Cinq ans se sont écoulés depuis l'assaut du Capitole, un épisode qui a fracturé la nation américaine. Pour le 6 janvier 2026, les commémorations révèlent des lignes de fracture toujours présentes, alors que les membres du Congrès réagissent à des discours qui continuent de minimiser la gravité des événements de 2021.
Les élus démocrates ont condamné ce qu’ils appellent la « déformation vicieuse de la vérité » promue par certains républicains. En effet, lors d’un discours ce jour-là, Donald Trump a de nouveau minimisé son rôle dans les violences, évoquant une « journée d’amour » et un « débordement d’affection » à son égard. Des responsables du parti républicain se sont également pliés à cette narration, n’hésitant pas à blâmer la police du Capitole pour l’escalade des tensions.

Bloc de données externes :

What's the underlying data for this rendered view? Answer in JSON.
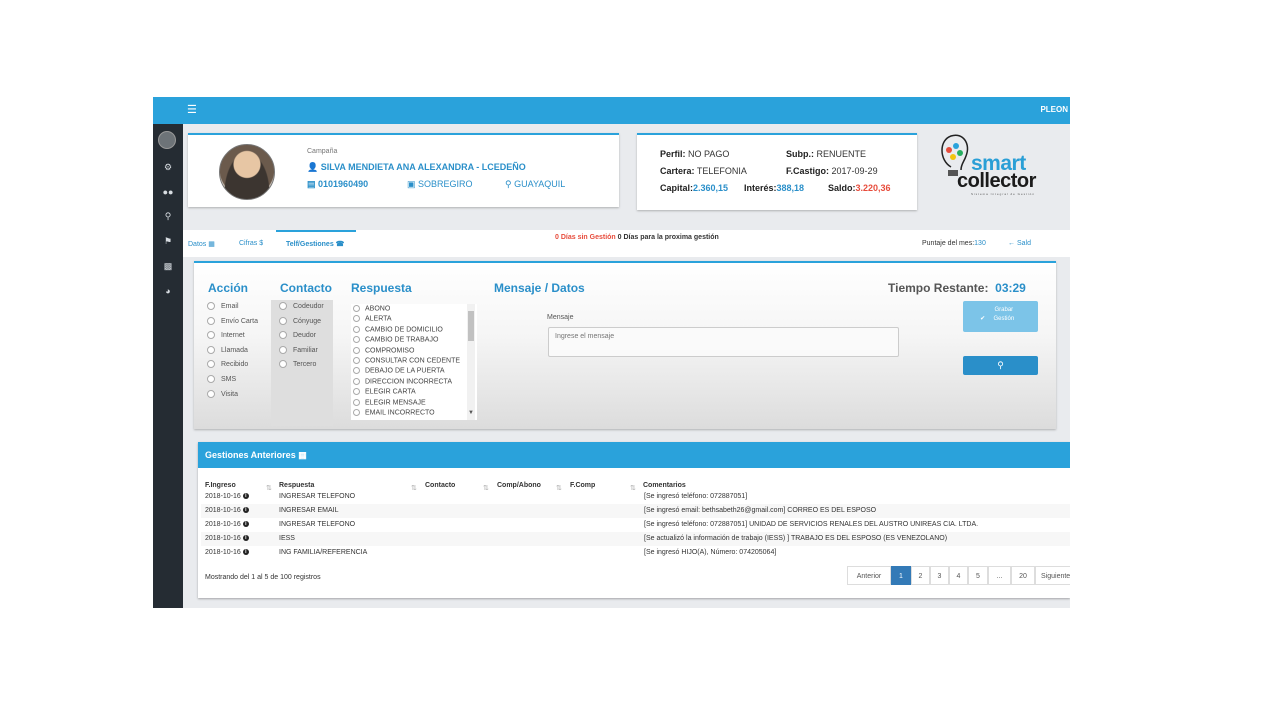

Hakeem Jeffries, leader démocrate à la Chambre, a rappelé l'horreur de cette journée, affirmant : « Une foule violente a attaqué le Capitole pour annuler les résultats d’une élection libre. Nous ne laisserons jamais ces extrémistes nous faire taire. » Pendant ce temps, des parlementaires démocrates se sont rassemblés sur les escaliers du Capitole, allumant des bougies pour honorer les victimes et dénoncer l'attitude des républicains.
Chuck Schumer, le chef des sénateurs démocrates, a critiqué la Maison Blanche pour un communiqué insinuant que les démocrates auraient « mis en scène l’insurrection », une affirmation qu’il a qualifiée de « déformation vicieuse de la vérité ». Il a appelé à la nécessité de garder cette mémoire vivante pour les générations futures.
En parallèle, des partisans de Trump ont également marqué cet anniversaire par une marche à Washington, célébrant leurs actions de 2021. Parmi eux, Enrique Tarrio, ancien leader des Proud Boys, a exprimé sa fierté d'appartenir à cette milice d'extrême droite, ce malgré sa peine de prison antérieure pour son rôle dans l'assaut. « Je suis encore plus fier d’être membre aujourd’hui, grâce aux grâces qui ont été accordées », a-t-il déclaré.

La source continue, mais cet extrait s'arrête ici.